Primero vi que en el grado mi amigo se le acercaba bastante y la consolaba en su desdicha.
A la salida, entre la multitud lo perdí de vista, raro porque siempre volvíamos juntos, pero tremenda
fue la sorpresa cuando yendo para mi casa con el guardapolvo pintado hasta el cogote junto con
Daniel y otros pibes, vemos que Walter está ¡apretando con Ana María en un banco de la plaza!
Seguimos caminando, disimulando el estupor, pero no hablamos más desde allí hasta casa. La
sorpresa y la envidia eran demasiado para intentar cualquier otro tipo de diálogo.
A mí hacía tiempo que me gustaba Cecilia, una flaca siempre de pollerita y trenzas que vivía
a dos cuadras de casa. Por supuesto que nunca habíamos hablado, ni siquiera en los cumpleaños, pero
hacía bastante tiempo ya que me quitaba el sueño. Aunque esto no me preocupaba demasiado, ya que
el resto de la barra tampoco tenía novia ni mucho menos y, como dice el refrán, mal de muchos,
consuelo de tontos.
Esa noche, último viernes de clases nos encontramos como siempre en la esquina de casa con
Walter, Sata (otro miembro no muy sobresaliente de la barra) y Daniel. Era una de esas noches de
primavera o verano inolvidables con el barrio quieto y el murmullo de la avenida a una cuadra, con
mi viejo y Taelo, el papá de Walter, en camiseta, sentados en la vereda hablando de política, jugando
al truco y tomando vino fresco, con mi abuela riéndose con la vecina y mi mamá que me llamaba
infructuosamente a cada rato para que entrara a la casa.
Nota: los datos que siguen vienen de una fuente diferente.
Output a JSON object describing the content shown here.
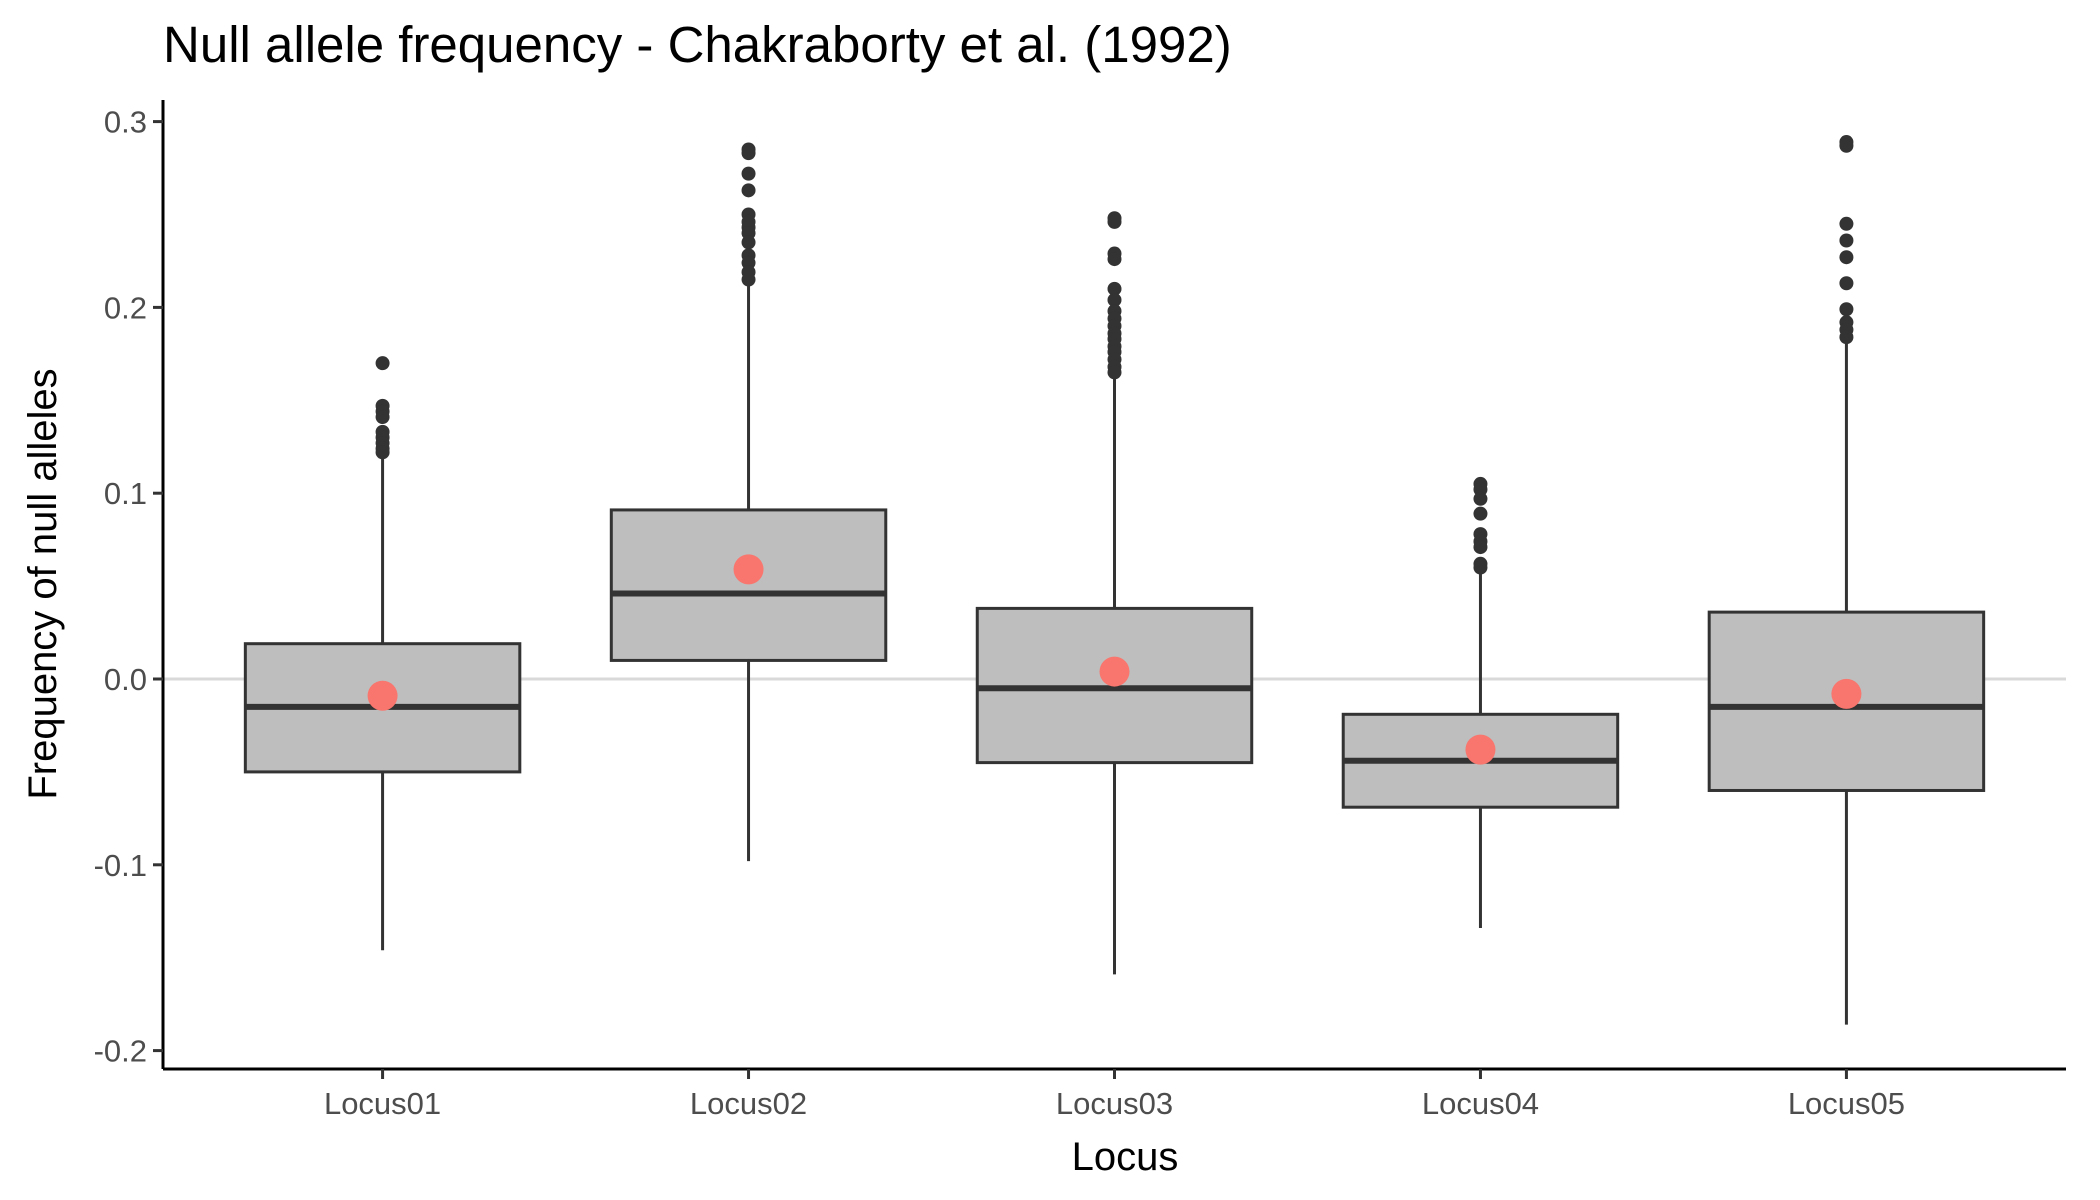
{
  "chart_data": {
    "type": "box",
    "title": "Null allele frequency - Chakraborty et al. (1992)",
    "xlabel": "Locus",
    "ylabel": "Frequency of null alleles",
    "ylim": [
      -0.21,
      0.31
    ],
    "yticks": [
      {
        "value": -0.2,
        "label": "-0.2"
      },
      {
        "value": -0.1,
        "label": "-0.1"
      },
      {
        "value": 0.0,
        "label": "0.0"
      },
      {
        "value": 0.1,
        "label": "0.1"
      },
      {
        "value": 0.2,
        "label": "0.2"
      },
      {
        "value": 0.3,
        "label": "0.3"
      }
    ],
    "grid": false,
    "reference_line": 0.0,
    "colors": {
      "box_fill": "#bebebe",
      "box_stroke": "#333333",
      "mean_point": "#f8766d",
      "outlier": "#333333",
      "reference_line": "#d9d9d9",
      "axis": "#000000"
    },
    "categories": [
      "Locus01",
      "Locus02",
      "Locus03",
      "Locus04",
      "Locus05"
    ],
    "boxes": [
      {
        "category": "Locus01",
        "whisker_low": -0.146,
        "q1": -0.05,
        "median": -0.015,
        "q3": 0.019,
        "whisker_high": 0.12,
        "mean": -0.009,
        "outliers": [
          0.17,
          0.147,
          0.144,
          0.141,
          0.133,
          0.13,
          0.127,
          0.124,
          0.122
        ]
      },
      {
        "category": "Locus02",
        "whisker_low": -0.098,
        "q1": 0.01,
        "median": 0.046,
        "q3": 0.091,
        "whisker_high": 0.213,
        "mean": 0.059,
        "outliers": [
          0.285,
          0.283,
          0.272,
          0.263,
          0.25,
          0.246,
          0.243,
          0.24,
          0.235,
          0.228,
          0.224,
          0.219,
          0.215
        ]
      },
      {
        "category": "Locus03",
        "whisker_low": -0.159,
        "q1": -0.045,
        "median": -0.005,
        "q3": 0.038,
        "whisker_high": 0.162,
        "mean": 0.004,
        "outliers": [
          0.248,
          0.246,
          0.229,
          0.226,
          0.21,
          0.204,
          0.198,
          0.194,
          0.19,
          0.186,
          0.183,
          0.179,
          0.176,
          0.172,
          0.168,
          0.165
        ]
      },
      {
        "category": "Locus04",
        "whisker_low": -0.134,
        "q1": -0.069,
        "median": -0.044,
        "q3": -0.019,
        "whisker_high": 0.058,
        "mean": -0.038,
        "outliers": [
          0.105,
          0.102,
          0.097,
          0.089,
          0.078,
          0.074,
          0.071,
          0.062,
          0.06
        ]
      },
      {
        "category": "Locus05",
        "whisker_low": -0.186,
        "q1": -0.06,
        "median": -0.015,
        "q3": 0.036,
        "whisker_high": 0.181,
        "mean": -0.008,
        "outliers": [
          0.289,
          0.287,
          0.245,
          0.236,
          0.227,
          0.213,
          0.199,
          0.192,
          0.188,
          0.184
        ]
      }
    ]
  }
}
Enseguida nos colocamos todos alrededor de Walter para que nos cuente su increíble logro
con Ana María y él, haciendo gala de su triunfo amoroso, nos relataba sólo pequeñas porciones de
la aventura para hacerse el misterioso y minimizar el hecho, así nos daba más envidia.
Alguno, menos interesado en el tema y para respetar la sagrada tradición futbolera, pateaba
una pelota de goma contra la pared de la esquina. Después del relato del agrandadísimo Walter salió
de alguien la rutinaria propuesta de ir a robar nísperos a la casa de a la vuelta.
Esta era una actividad importantísima para la barra, sobre todo en las noches cálidas, ya que
se experimentaba una sensación de riesgo y un derroche de adrenalina impresionante. El asunto era
así: a la vuelta de casa, como a una cuadra y media, vivía una señora que tenía varios árboles de
nísperos carnosos separados de la vereda tan solo por un pequeño enrejado. Mientras uno o dos
trepaban a las rejas para alcanzar las maravillosas frutas los otros, abajo, atajaban los nísperos que
el grupo de avanzada iba arrancando, todo esto en el más absoluto silencio y protegidos por la tenue
luz de las lamparitas de la calle que se esfumaban bajo las copas de los árboles. No recuerdo haber
comido fruta más rica.
Otro hurto más audaz era robarle mandarinas a Don Cosme, pero esto lo habíamos
suspendido hacía tiempo, ya que para alcanzar los árboles había que entrar directamente al terreno
del frente de la casa e internarse en él unos cinco o seis metros. Una vez Don Cosme lo agarró a
Walter en plena faena recolectora, arriba del árbol. Sin darle tiempo ni siquiera a bajarse le pegó unos
certeros maderazos en el culo, entre insultos y amenazas indescriptibles. Así que después de esto
decidimos no innovar y volvimos a la rutina del robo de nísperos.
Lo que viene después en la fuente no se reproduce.